The trend-spotting Horizon Report series is a long-standing tradition—it dates back to 2004, first under the banner of the now-defunct New Media Consortium and then, after 2017, continued independently by its long-time partners: the Consortium for School Networking (CoSN) in K-12 and EDUCAUSE in higher education. But this Horizon Report represents a couple of firsts.

One: It’s the inaugural Horizon Report focused on information security, after the many previous editions that broadly covered “teaching and learning.” Two: It’s the first Horizon Report to not simply forecast developments in several areas, but to declare an “uber trend.” 

In 2021, that pandemic-inspired uber trend is “remote work.” It’s significant, the report says, because its “multifaceted” impacts on the future of higher education information security can’t just be tucked under one of the report’s five trend categories. That “would both seem to diminish the importance of this trend relative to the other trends and mischaracterize it as one type of trend and not any other.” 

The potential impacts, good and bad? A greater hiring pool for now-remote infosec professionals, heightened data privacy concerns, and a need to rethink information security staff and resources now that the campus security perimeter no longer is just physical.

In short, the authors note, “security and data privacy have an extraordinary and increasing significance on the horizon of higher education institutions.” 

This being a Horizon Report, it’s dense with detail. Some 50 higher education experts from the United States, Canada and Australia took part in a modified Delphi process of discussion and consensus voting to identify and condense trends. The result is 50 pages that include what are considered the three most important infosec trends in each of five areas: social, technological, economic, environmental and political. Some of the 15 seem obvious (“shifts to remote learning”), others eyebrow-raising (“demand for electricity”), and some downright creepy (“authoritarian surveillance”).

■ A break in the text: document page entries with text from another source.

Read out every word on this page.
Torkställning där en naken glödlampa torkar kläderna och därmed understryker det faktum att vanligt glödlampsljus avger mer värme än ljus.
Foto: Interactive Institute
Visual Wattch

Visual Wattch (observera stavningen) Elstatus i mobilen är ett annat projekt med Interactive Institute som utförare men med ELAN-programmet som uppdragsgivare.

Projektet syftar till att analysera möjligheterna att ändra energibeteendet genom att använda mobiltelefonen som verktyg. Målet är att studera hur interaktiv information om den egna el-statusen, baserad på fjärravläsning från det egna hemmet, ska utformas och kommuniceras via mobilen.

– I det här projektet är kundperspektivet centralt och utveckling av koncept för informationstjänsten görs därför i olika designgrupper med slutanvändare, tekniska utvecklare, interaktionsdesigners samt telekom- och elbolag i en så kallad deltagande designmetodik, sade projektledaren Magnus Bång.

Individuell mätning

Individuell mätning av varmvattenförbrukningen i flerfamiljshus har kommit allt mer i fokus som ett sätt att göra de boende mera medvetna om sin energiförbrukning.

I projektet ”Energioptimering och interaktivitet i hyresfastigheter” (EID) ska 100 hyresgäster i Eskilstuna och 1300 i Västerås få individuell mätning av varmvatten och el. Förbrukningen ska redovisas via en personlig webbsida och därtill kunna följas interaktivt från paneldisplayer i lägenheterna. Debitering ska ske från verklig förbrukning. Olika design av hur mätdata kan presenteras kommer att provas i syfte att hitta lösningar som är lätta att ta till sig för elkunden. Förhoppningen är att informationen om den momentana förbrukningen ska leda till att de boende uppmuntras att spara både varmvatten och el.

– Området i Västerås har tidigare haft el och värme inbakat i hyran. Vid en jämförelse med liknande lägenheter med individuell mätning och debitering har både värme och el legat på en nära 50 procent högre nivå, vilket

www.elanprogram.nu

The report goes on to highlight six key technologies and practices that could provide comfort: cloud vendor management, endpoint detection and response, multifactor authentication/single sign-on, preserving data authenticity/integrity, research security, and student data privacy and governance. These are followed by several scenarios and essays on the implications. 

It makes me insecure to assume this higher-ed information security motherlode could be summarized concisely in ten paragraphs. But it may be enough to know the report exists and can be freely downloaded and doom-scrolled to assess the thinking of dozens of experts. 

And in case you’re wondering: EDUCAUSE does say there will be a second 2021 Horizon Report, implying its annual “teaching and learning” edition will continue.

Data Tendrils Increase Their Reach

Higher education data is being connected in more ways, including into K-12, workforce and early childhood data systems. At least, this is happening at the state level.

A new survey from the State Higher Education Executive Officers Association (SHEEO) finds that in 2020, agencies in 43 states currently or plan to link their postsecondary data to K-12 data, up from 15 states in 2010. In addition, agencies in 43 states either do or will link to workforce data, and those in 23 states plan to or now link postsecondary data to early childhood data, both increases over a decade ago.